Le paludisme recule dans le monde mais pas parmi les voyageurs belges

Si le paludisme régresse dans le monde, il devient de plus en plus fréquent chez les voyageurs belges.
Si le paludisme régresse dans le monde, il devient de plus en plus fréquent chez les voyageurs belges. - © PATRICK KOVARIK - AFP

Le nombre de nouveaux cas de paludisme a baissé de plus de 20% dans le monde entre 2010 et 2015 tandis que le nombre de décès est passé, quant à lui, de près d'un million à moins de 500 000 par an. De plus en plus de voyageurs belges contractent cependant la maladie - 327 cas l'an dernier - et certains ont, pour la première fois, rechuté après avoir reçu le traitement standard contre la malaria, ce qui pose la question d'une éventuelle résistance aux médicaments, indique lundi l'Institut de Médecine Tropicale (IMT) d'Anvers à la veille de la Journée mondiale du paludisme.

Si le paludisme régresse dans le monde, il devient de plus en plus fréquent chez les voyageurs belges, poursuit l'IMT qui a observé au cours des cinq dernières années une légère augmentation du nombre de cas diagnostiqués. On est ainsi passé de 215 cas de malaria en 2012 à 327 en 2016. Environ neuf cas de paludisme sur dix ont été contractés en Afrique.

"Nous n'avons pas d'explication à cette augmentation mais les gens partent plus souvent en voyage et vont également plus loin. Ils ne sont pas toujours conscients des risques non plus", explique le docteur Ula Maniewski de la Clinique de voyage de l'IMT.

L'IMT insiste également sur l'importance de la prévention qui passe notamment par l'utilisation de moustiquaires, de sprays et de médicaments. Comme le paludisme présente certaines similitudes avec la grippe, les scientifiques plaident pour que l'hypothèse de la malaria soit envisagée si quelqu'un tombe malade après avoir voyagé sous les tropiques.

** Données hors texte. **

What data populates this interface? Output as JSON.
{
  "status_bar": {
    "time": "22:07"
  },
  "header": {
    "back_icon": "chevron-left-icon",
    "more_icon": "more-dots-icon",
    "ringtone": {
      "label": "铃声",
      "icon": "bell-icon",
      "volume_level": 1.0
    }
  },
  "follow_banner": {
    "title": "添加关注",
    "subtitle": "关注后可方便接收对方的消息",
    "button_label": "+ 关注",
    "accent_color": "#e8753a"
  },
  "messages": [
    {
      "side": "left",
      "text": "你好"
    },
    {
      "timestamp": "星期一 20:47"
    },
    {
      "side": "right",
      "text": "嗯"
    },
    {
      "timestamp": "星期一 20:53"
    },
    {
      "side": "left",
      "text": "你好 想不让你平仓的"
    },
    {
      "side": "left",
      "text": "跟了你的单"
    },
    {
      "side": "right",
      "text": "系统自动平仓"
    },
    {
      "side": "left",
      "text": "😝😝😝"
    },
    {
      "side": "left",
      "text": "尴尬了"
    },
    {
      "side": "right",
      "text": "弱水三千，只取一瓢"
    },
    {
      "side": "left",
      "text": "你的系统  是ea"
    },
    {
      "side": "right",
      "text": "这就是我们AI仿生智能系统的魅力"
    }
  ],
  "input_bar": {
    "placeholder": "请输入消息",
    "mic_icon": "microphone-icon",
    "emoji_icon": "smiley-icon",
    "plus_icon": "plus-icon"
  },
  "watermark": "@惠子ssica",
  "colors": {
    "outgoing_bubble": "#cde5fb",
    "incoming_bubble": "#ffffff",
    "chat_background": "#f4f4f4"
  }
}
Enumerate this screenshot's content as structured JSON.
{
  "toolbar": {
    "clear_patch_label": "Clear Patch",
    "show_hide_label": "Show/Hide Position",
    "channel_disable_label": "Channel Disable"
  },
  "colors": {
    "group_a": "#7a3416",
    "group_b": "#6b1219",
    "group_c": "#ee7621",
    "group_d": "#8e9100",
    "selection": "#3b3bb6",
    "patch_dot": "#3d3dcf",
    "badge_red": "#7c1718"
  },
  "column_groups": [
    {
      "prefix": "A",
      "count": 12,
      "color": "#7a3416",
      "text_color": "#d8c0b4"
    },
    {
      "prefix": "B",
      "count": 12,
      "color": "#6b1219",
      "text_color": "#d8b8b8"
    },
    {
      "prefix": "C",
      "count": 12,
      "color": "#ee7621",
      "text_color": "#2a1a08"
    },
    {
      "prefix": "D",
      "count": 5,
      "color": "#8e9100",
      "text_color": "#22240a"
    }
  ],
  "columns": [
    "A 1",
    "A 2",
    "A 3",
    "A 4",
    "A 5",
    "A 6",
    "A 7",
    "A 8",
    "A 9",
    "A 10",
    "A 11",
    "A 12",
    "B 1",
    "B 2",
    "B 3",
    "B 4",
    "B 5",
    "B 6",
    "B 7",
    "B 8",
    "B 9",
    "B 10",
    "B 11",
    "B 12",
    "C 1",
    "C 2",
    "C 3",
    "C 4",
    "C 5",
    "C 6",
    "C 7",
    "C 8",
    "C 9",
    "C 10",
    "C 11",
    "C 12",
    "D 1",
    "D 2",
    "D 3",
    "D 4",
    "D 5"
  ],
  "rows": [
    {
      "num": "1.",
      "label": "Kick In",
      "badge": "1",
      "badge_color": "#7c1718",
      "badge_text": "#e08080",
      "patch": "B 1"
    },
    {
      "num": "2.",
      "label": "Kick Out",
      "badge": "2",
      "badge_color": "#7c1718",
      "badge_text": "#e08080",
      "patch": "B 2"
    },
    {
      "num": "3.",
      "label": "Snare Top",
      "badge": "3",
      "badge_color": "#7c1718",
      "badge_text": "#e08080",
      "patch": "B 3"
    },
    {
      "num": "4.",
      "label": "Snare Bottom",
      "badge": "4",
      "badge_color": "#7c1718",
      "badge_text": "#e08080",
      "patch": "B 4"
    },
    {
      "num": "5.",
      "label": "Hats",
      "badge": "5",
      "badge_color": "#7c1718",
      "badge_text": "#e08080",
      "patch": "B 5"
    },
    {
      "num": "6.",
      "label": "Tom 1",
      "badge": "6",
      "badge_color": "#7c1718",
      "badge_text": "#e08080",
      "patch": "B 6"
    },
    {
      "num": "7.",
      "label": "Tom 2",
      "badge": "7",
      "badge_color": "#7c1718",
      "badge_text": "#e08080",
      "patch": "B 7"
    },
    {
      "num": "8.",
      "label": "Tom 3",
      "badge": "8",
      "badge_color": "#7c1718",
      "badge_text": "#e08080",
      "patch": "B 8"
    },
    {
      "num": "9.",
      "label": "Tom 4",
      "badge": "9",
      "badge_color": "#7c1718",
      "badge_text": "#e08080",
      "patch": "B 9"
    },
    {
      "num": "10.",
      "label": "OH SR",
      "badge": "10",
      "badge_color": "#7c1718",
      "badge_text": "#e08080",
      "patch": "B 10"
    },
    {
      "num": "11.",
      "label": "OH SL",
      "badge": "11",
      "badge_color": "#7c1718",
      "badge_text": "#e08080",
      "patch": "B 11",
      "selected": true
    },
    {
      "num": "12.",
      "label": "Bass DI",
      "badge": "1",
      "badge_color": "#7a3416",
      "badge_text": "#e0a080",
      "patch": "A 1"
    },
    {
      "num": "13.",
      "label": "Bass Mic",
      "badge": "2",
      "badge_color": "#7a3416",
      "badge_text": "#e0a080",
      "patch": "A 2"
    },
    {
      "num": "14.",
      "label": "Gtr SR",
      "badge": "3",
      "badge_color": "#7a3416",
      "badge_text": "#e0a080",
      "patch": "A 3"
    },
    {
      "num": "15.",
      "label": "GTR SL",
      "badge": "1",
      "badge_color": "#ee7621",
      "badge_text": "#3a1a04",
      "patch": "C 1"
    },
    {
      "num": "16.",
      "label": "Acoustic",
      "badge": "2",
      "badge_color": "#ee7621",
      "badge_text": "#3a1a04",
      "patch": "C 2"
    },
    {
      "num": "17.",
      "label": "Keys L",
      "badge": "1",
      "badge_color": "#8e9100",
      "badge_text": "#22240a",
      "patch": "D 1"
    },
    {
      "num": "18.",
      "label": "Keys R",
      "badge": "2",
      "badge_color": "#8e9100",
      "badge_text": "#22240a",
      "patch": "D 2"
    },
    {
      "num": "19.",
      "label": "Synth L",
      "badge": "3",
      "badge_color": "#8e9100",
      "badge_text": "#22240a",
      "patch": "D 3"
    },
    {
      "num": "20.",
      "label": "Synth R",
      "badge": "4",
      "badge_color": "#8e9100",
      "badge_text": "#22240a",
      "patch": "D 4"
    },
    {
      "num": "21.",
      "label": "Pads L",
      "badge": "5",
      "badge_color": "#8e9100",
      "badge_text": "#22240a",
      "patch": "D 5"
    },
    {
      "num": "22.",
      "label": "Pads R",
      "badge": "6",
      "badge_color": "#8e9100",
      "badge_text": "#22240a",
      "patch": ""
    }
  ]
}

Une part non négligeable des contaminations concerne les personnes qui se rendent dans leur pays d'origine, ajoute l'IMT. Une personne d'origine africaine qui vit en Belgique est en effet plus vulnérable à la maladie étant donné qu'elle perd l'immunité partielle qu'elle avait acquise au fil des ans en étant exposée au parasite.

Enfin, l'IMT a été confronté l'an dernier aux premiers cas de rechute chez des patients revenus d'Afrique qui avaient reçu le traitement standard alors qu'en Asie, la résistance aux dérivés de l'artémisinine est un problème connu et de plus en plus fréquent.

Les médecins cherchent actuellement à déterminer les raisons de cet échec qui peut résider soit dans une mauvaise absorption de la médication soit dans une forme de résistance face au traitement mais cette dernière hypothèse n'a pas encore pu être vérifiée. L'IMT espère présenter les premiers résultats des études de résistance au cours de l'année 2017.